Data URL Generator is a static page running an open-source engine in your browser, so a typical corporate firewall does not get in the way as long as it allows JavaScript to load from Favtoo. For teams that need to host it themselves on an internal network, the underlying engine (standard browser APIs) is open-source and can be packaged into a private build with the same behaviour. Reach out via the Contact page if that is something you are exploring.
Is Data URL Generator lossless?
Data URL Generator is built to preserve quality wherever the underlying image format allows it. Operations that are mathematically lossless (e.g. structural transformations, lossless re-encoding) round-trip with no perceptible change. Operations that involve a lossy codec inevitably introduce small artefacts at the byte level, but the defaults aim at the sweet spot where output looks or sounds the same to a normal viewer or listener while still being meaningfully smaller or faster than the input.
How do I run Data URL Generator over a folder of files?

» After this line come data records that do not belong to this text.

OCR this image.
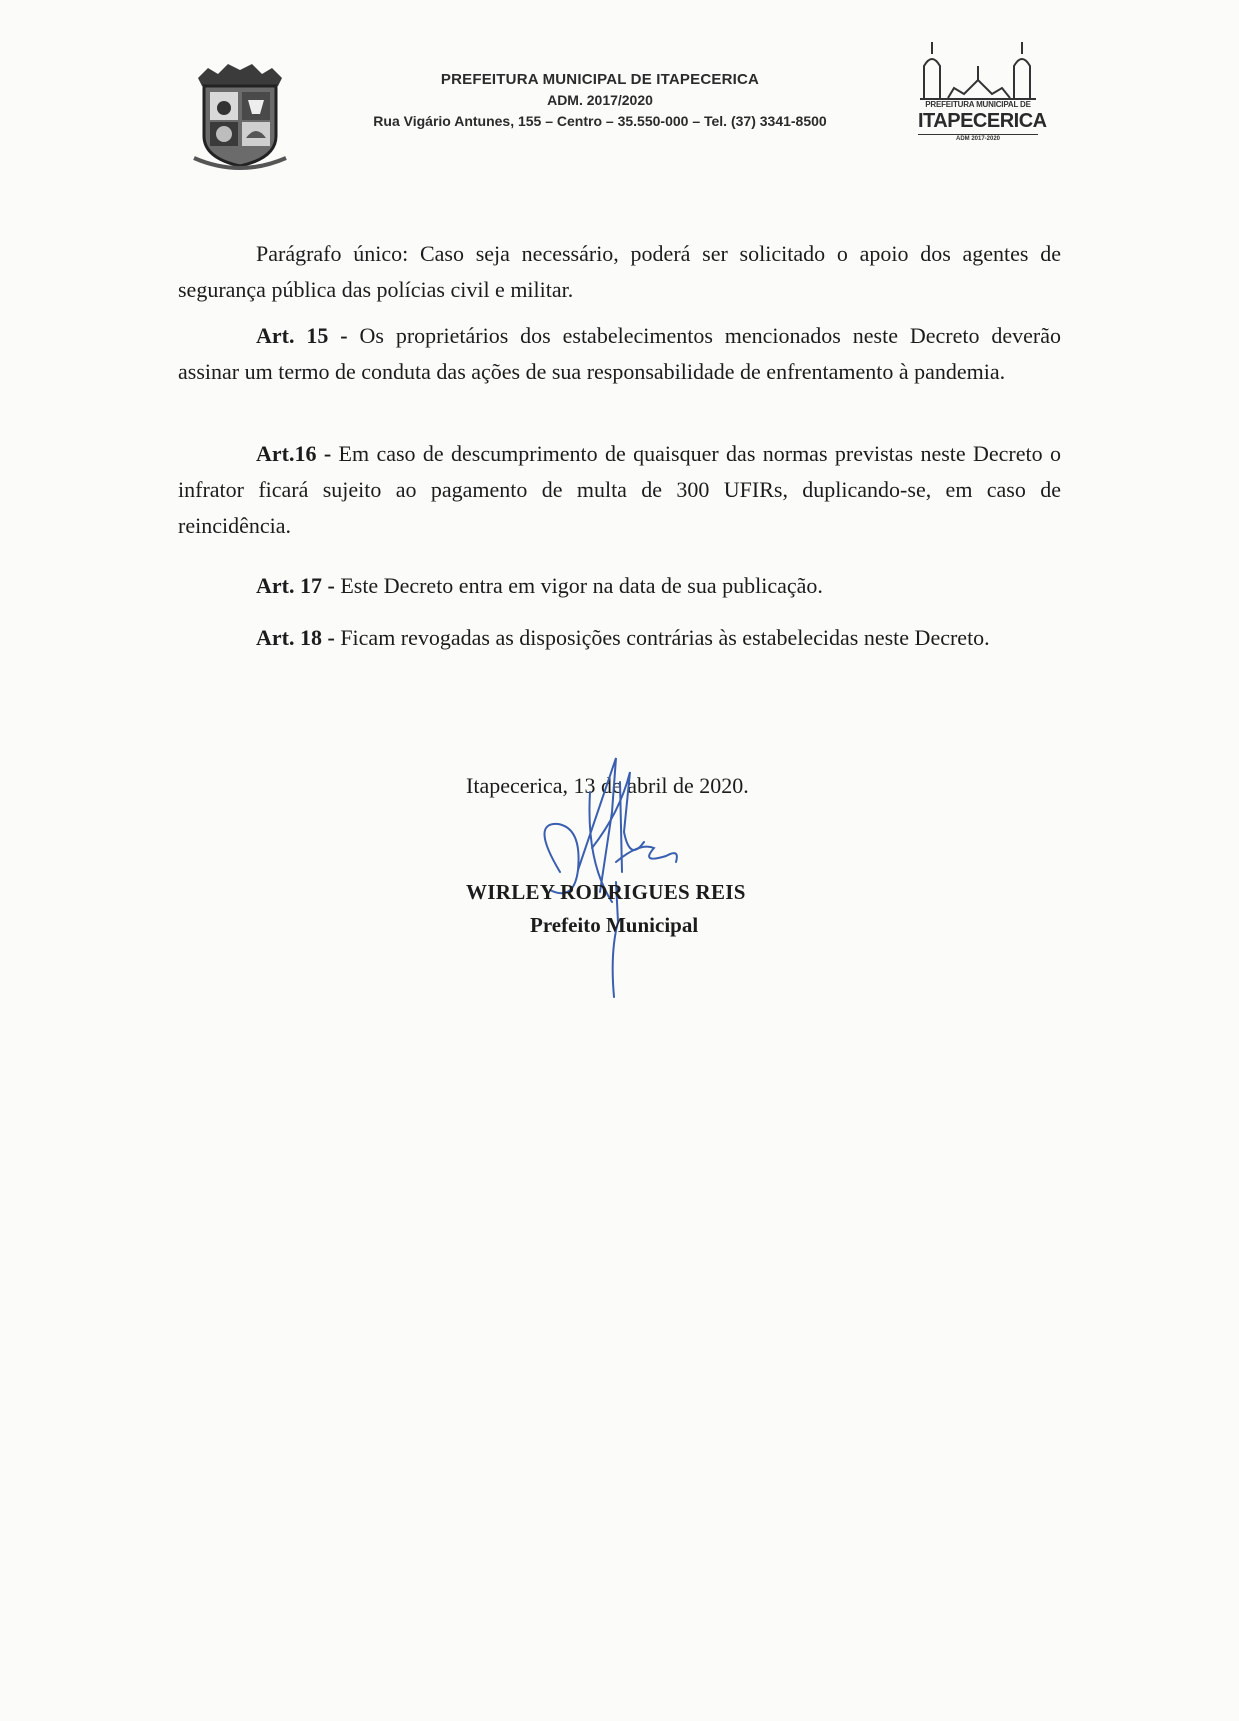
PREFEITURA MUNICIPAL DE ITAPECERICA
ADM. 2017/2020
Rua Vigário Antunes, 155 – Centro – 35.550-000 – Tel. (37) 3341-8500
PREFEITURA MUNICIPAL DE
ITAPECERICA
ADM 2017-2020

Parágrafo único: Caso seja necessário, poderá ser solicitado o apoio dos agentes de segurança pública das polícias civil e militar.

Art. 15 - Os proprietários dos estabelecimentos mencionados neste Decreto deverão assinar um termo de conduta das ações de sua responsabilidade de enfrentamento à pandemia.

Art.16 - Em caso de descumprimento de quaisquer das normas previstas neste Decreto o infrator ficará sujeito ao pagamento de multa de 300 UFIRs, duplicando-se, em caso de reincidência.

Art. 17 - Este Decreto entra em vigor na data de sua publicação.

Art. 18 - Ficam revogadas as disposições contrárias às estabelecidas neste Decreto.

Itapecerica, 13 de abril de 2020.
WIRLEY RODRIGUES REIS
Prefeito Municipal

Data URL Generator processes one input at a time by design — it keeps memory usage predictable on lower-end devices and makes results easier to verify. To handle a folder, run the tool once per file; the page stays loaded between runs and remembers your last-used settings, so the second run is essentially instant.
What does Data URL Generator do that command-line tools do not?
Desktop apps usually have more advanced features but require installation, maintenance and (often) a licence. Paid online tools are convenient but route your file through their servers and gate downloads behind accounts. Data URL Generator sits in between: free, instant, and private, but intentionally narrow in scope. For one-off jobs and the common image editing and conversion operations, it is usually the lowest-friction choice; for highly specialised work, a dedicated app is still the right answer.
Will Data URL Generator keep working if my Wi-Fi drops mid-task?
Once the page is loaded, Data URL Generator can complete jobs without an active internet connection — the engine is bundled with the page, so there is no per-job network call. The initial page load does require a connection (to fetch the static assets), but after that you can disconnect entirely and the tool will still work. This is a side-effect of the local-first architecture, not a deliberate "offline mode" feature.
Does Data URL Generator work with screen readers?
Data URL Generator uses native HTML controls wherever possible, which means keyboard navigation, focus rings, and screen-reader labels work the way the platform expects. The drop zone accepts files via the keyboard-accessible file picker as well as drag-and-drop, and result downloads use standard browser download flows. If you spot an accessibility gap, Favtoo treats it as a bug worth fixing.
Does Data URL Generator have an API?
Data URL Generator is a browser-only tool by design and does not expose a hosted API. The reason is the same as the privacy story: there is no Favtoo backend doing the work, so there is no service to call. If you need to script the same transformation, the underlying engine (standard browser APIs) is open-source and can be used directly from your own code.